3. "Scarborough Fair"
4. "Who Wants to Live Forever"
5. "Hijo de la Luna"
6. "La Luna Interlude I"
7. "Figlio Perduto"
8. "La Luna"
9. "La Califfa"
10. "Pie Jesu"
11. "La Luna Interlude II"
12. "Nessun Dorma"
13. "Siren"
14. "Deliver Me"
15. "He Doesn't See Me"
16. "La Luna Interlude III"
17. "A Whiter Shade of Pale"
18. "There for Me" (with Josh Groban)
19. "Twisted Every Way"
20. "Phantom of the Opera Suite"
21. "Little Lotte"
22. "Wishing You Were Somehow Here Again"

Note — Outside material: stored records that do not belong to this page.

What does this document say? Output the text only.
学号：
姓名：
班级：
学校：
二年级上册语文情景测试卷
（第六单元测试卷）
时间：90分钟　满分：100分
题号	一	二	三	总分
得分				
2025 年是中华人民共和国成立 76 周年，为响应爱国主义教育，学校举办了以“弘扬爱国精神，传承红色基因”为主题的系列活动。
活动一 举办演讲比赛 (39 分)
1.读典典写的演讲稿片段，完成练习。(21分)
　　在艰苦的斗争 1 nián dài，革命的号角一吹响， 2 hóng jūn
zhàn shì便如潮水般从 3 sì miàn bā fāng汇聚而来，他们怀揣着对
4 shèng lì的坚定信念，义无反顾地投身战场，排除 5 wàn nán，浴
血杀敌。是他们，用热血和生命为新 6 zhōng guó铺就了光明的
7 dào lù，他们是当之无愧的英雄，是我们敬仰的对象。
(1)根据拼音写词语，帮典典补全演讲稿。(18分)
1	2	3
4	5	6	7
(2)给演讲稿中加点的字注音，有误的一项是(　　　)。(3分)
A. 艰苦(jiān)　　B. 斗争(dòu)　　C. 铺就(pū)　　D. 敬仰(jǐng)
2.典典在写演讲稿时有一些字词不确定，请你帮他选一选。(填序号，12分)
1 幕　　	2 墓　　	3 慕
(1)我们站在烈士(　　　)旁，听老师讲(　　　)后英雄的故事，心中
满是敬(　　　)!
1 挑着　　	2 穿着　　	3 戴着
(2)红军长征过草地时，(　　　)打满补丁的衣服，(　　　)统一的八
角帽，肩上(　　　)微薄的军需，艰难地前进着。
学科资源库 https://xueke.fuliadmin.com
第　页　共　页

23. "The Music of the Night"
24. "A Question of Honour"
25. "Moon River"
26. "Time to Say Goodbye"

==Certifications==

| Region | Certification | Certified units/sales |
| Mexico (AMPROFON) | Gold | 10,000^{^} |
| United States (RIAA) | Gold | 50,000^{^} |
^{^} Shipments figures based on certification alone.